Находчивость г. Родона[53]

   Десятого мая, в час пополудни, в саду «Эрмитаж» во время репетиции случился скандал. Гг. Чернов и Вальяно[54], куря сигары, заронили искру в чье-то кисейное платье, только что принесенное горничной и лежавшее на сцене на табурете. Платье, разумеется, загорелось. В какие-нибудь две минуты пламя охватило табурет, столы, перешло на кулисы и готово уже было пожрать весь театр. Можете себе вообразить панику задыхавшихся в дыму артистов и горе г. Лентовского! Артистки попадали в обморок. К несчастью, на сцене не было ни одного пожарного, не было воды. И вот, когда уже огненные языки зализали потолок и потянулись к оркестру, чтобы охватить весь театр, в голове г.

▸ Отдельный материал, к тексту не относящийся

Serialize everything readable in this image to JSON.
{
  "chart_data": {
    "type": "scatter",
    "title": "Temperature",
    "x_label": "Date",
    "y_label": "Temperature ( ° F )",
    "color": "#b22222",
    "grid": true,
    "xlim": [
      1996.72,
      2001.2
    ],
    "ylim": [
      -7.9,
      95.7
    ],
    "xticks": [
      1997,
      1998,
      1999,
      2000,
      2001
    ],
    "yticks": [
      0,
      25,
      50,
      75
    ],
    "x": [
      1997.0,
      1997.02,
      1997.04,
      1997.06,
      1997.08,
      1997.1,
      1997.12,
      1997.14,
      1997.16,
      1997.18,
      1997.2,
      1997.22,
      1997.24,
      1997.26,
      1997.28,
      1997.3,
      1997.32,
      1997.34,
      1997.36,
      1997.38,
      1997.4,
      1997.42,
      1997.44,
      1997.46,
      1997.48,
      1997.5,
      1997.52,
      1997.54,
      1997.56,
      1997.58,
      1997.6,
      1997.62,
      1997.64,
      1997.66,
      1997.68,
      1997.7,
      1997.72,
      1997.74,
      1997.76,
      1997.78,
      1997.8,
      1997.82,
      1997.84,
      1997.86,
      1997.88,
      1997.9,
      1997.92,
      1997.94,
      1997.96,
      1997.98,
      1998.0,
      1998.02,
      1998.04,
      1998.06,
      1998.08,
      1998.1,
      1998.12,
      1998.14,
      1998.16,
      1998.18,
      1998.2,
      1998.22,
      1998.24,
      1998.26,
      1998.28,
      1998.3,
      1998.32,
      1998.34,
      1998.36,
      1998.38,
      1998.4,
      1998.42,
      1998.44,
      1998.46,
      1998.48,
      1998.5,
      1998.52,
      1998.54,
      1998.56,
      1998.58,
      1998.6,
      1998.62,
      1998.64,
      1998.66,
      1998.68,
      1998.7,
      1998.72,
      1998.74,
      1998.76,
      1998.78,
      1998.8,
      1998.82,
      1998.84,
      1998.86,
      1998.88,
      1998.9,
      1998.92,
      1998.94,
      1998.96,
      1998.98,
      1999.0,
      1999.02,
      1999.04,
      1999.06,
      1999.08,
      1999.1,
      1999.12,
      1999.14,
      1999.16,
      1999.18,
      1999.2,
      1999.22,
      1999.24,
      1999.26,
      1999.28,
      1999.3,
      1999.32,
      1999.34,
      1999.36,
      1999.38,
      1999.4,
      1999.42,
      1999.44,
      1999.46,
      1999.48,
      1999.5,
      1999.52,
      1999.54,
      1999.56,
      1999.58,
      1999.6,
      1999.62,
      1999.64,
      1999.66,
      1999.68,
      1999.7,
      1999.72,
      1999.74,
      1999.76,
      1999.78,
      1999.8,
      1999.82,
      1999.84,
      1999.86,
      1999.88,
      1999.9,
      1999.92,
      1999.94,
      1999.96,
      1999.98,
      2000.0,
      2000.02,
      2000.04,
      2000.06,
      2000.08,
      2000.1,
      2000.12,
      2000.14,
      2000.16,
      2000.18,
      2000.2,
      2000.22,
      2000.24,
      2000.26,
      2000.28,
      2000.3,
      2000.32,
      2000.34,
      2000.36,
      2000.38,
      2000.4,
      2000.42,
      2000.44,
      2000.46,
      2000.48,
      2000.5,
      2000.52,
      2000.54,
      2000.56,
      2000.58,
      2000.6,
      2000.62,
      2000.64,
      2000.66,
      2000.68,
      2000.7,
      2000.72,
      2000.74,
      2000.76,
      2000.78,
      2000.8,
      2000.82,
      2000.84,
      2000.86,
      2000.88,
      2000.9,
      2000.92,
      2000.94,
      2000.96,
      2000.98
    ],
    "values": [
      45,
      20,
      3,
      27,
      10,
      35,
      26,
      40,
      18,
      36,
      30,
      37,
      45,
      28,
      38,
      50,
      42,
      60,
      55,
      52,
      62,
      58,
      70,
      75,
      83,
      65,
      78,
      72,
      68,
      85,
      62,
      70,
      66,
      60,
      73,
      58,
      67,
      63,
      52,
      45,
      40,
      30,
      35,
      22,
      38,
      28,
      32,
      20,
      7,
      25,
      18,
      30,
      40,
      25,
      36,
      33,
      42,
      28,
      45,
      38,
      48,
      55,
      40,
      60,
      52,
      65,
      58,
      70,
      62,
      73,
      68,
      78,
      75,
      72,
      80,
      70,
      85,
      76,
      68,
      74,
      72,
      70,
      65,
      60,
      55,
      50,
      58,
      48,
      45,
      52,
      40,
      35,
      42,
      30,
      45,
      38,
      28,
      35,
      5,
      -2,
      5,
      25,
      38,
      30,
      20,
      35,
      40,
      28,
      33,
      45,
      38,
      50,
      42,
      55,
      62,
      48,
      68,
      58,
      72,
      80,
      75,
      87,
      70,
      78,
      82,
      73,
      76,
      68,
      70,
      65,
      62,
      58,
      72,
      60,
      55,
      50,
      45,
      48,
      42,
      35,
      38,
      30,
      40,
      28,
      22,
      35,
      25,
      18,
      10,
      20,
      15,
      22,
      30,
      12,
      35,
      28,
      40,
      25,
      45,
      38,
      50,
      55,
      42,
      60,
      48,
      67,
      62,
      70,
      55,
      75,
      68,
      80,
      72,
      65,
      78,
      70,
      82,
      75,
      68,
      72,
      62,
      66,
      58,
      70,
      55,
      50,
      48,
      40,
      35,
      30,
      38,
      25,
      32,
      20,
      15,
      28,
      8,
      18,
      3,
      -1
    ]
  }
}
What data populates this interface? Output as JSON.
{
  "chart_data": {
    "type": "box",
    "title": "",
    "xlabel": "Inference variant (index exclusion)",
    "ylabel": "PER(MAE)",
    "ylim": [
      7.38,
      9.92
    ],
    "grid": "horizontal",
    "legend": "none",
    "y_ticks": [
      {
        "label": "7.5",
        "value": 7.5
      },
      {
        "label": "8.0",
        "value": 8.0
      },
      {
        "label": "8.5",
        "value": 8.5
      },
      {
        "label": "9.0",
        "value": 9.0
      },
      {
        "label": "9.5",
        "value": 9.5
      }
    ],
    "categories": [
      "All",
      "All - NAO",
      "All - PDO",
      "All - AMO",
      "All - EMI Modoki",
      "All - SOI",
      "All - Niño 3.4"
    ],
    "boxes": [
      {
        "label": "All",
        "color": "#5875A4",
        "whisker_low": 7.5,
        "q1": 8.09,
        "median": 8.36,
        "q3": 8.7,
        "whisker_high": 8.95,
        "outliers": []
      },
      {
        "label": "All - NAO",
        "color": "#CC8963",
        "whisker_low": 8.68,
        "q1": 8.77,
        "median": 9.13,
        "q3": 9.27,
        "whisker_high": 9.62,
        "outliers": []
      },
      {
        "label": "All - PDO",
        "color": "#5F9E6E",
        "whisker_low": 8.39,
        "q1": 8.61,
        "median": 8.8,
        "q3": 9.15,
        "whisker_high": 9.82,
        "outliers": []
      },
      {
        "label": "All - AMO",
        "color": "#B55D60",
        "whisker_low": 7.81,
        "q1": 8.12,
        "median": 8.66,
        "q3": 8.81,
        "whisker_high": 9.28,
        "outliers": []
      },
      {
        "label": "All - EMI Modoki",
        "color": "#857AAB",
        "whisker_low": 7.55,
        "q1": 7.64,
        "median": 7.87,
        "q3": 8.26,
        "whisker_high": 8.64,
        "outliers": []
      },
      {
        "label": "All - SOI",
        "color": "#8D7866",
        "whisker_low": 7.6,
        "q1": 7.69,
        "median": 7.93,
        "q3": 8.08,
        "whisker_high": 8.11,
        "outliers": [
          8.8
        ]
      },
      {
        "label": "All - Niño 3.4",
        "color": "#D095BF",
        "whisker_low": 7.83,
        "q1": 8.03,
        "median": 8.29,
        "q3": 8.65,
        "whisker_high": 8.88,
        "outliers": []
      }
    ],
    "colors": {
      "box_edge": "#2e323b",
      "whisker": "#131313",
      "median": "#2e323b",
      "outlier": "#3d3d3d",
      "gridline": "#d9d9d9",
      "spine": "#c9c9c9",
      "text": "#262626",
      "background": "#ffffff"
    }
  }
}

Родона мелькнула идея.
   — Эврика! — крикнул он. — Мы спасены! Друзья, за мной!
   Артисты двинулись за ним в уборную. Он оделся и загримировался пожарным. Товарищи последовали его примеру, и скоро сцена наполнилась пожарными. Театр был спасен.

Бенефис соловья

(Рецензия)
 
   Мы заняли места у берега речки. Впереди нас круто спускался коричневый глинистый берег, а за нашими спинами темнела широкая роща. Расположились мы животами на молодой, мягкой травке, головы подперли кулаками, а ногам дали полную волю: суйся куда знаешь. Весенние пальто мы сняли, но двугривенных за хранение их не платили, ибо около нас, слава богу, капельдинеров не было. Роща, небо и поле вплоть до самой глубокой дали были залиты лунным светом, а вдали тихо мерцал красный огонек. Воздух был тих, прозрачен, душист… Всё благоприятствовало бенефицианту. Оставалось ему только не злоупотреблять нашим терпением и поскорей начинать. Но он долго не начинал… В ожидании его мы, согласно программе, слушали других исполнителей.